Table 11 Analysis of the generative power of GCID system for \(n=2\) and \(m=1\)

The reader may have noticed that we discussed in detail the case of insertion strings of length two, but a similar discussion for the case of deletion strings of length two is missing. We can trivially inherit some computational completeness results from the case when both insertion and deletion strings have length one only. However, it is open whether

$$\begin{aligned} \mathrm {RE} = \mathrm {GCID}_P(3;1,1,0;2,1,0) = \mathrm {GCID}_P(3;1,1,0;2,0,1), \end{aligned}$$

to state one concrete question in that direction. It is also interesting to observe that we never used the possibility to introduce finite sets of axioms in our simulations ; we only used singleton sets as sets of axioms. Also, only in two simulations (in this paper) we made use of the possibility to have strings of length greater than one as axioms. Is it always the case that these seemingly small modifications in the definition of GCID systems make no difference for the described language class?

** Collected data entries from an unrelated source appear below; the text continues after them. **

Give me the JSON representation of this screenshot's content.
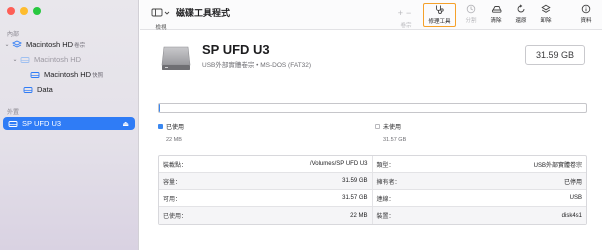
{
  "window_controls": [
    "close",
    "minimize",
    "zoom"
  ],
  "sidebar": {
    "internal_label": "內部",
    "external_label": "外置",
    "items": [
      {
        "label": "Macintosh HD",
        "sublabel": "卷宗",
        "icon": "layers-icon"
      },
      {
        "label": "Macintosh HD",
        "icon": "disk-icon"
      },
      {
        "label": "Macintosh HD",
        "sublabel": "快照",
        "icon": "disk-icon"
      },
      {
        "label": "Data",
        "icon": "disk-icon"
      },
      {
        "label": "SP UFD U3",
        "icon": "disk-icon",
        "selected": true
      }
    ]
  },
  "toolbar": {
    "view_label": "檢視",
    "title": "磁碟工具程式",
    "plus_minus_label": "卷宗",
    "buttons": [
      {
        "label": "修理工具",
        "icon": "stethoscope-icon",
        "state": "active"
      },
      {
        "label": "分割",
        "icon": "partition-icon",
        "state": "disabled"
      },
      {
        "label": "清除",
        "icon": "erase-icon",
        "state": "enabled"
      },
      {
        "label": "還原",
        "icon": "restore-icon",
        "state": "enabled"
      },
      {
        "label": "卸除",
        "icon": "unmount-icon",
        "state": "enabled"
      },
      {
        "label": "資料",
        "icon": "info-icon",
        "state": "enabled"
      }
    ]
  },
  "disk": {
    "name": "SP UFD U3",
    "subtitle": "USB外部實體卷宗 • MS-DOS (FAT32)",
    "capacity": "31.59 GB"
  },
  "usage": {
    "used_fraction": 0.0007,
    "used_label": "已使用",
    "used_value": "22 MB",
    "free_label": "未使用",
    "free_value": "31.57 GB",
    "used_color": "#3a87f0"
  },
  "info_table": [
    {
      "lk": "裝載點：",
      "lv": "/Volumes/SP UFD U3",
      "rk": "類型：",
      "rv": "USB外部實體卷宗"
    },
    {
      "lk": "容量：",
      "lv": "31.59 GB",
      "rk": "擁有者：",
      "rv": "已停用"
    },
    {
      "lk": "可用：",
      "lv": "31.57 GB",
      "rk": "連線：",
      "rv": "USB"
    },
    {
      "lk": "已使用：",
      "lv": "22 MB",
      "rk": "裝置：",
      "rv": "disk4s1"
    }
  ],
  "colors": {
    "accent": "#2f7cf6",
    "highlight_border": "#f5a12a"
  }
}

In view of the connections with P systems, it would be also interesting to study Parikh images of (restricted) graph-controlled ins–del systems, as started out for matrix-controlled ins–del systems in [7]. This also relates to the macroset GCID systems considered in [6].

Furthermore, as it seems to be quite difficult to achieve computational completeness results for the remaining open cases, attention has now turned to the question of what kinds of known grammatical mechanism could be simulated with such weaker forms of (regulated) ins–del systems. We refer the readers to [9, 12] for first results in this direction in connection with graph control.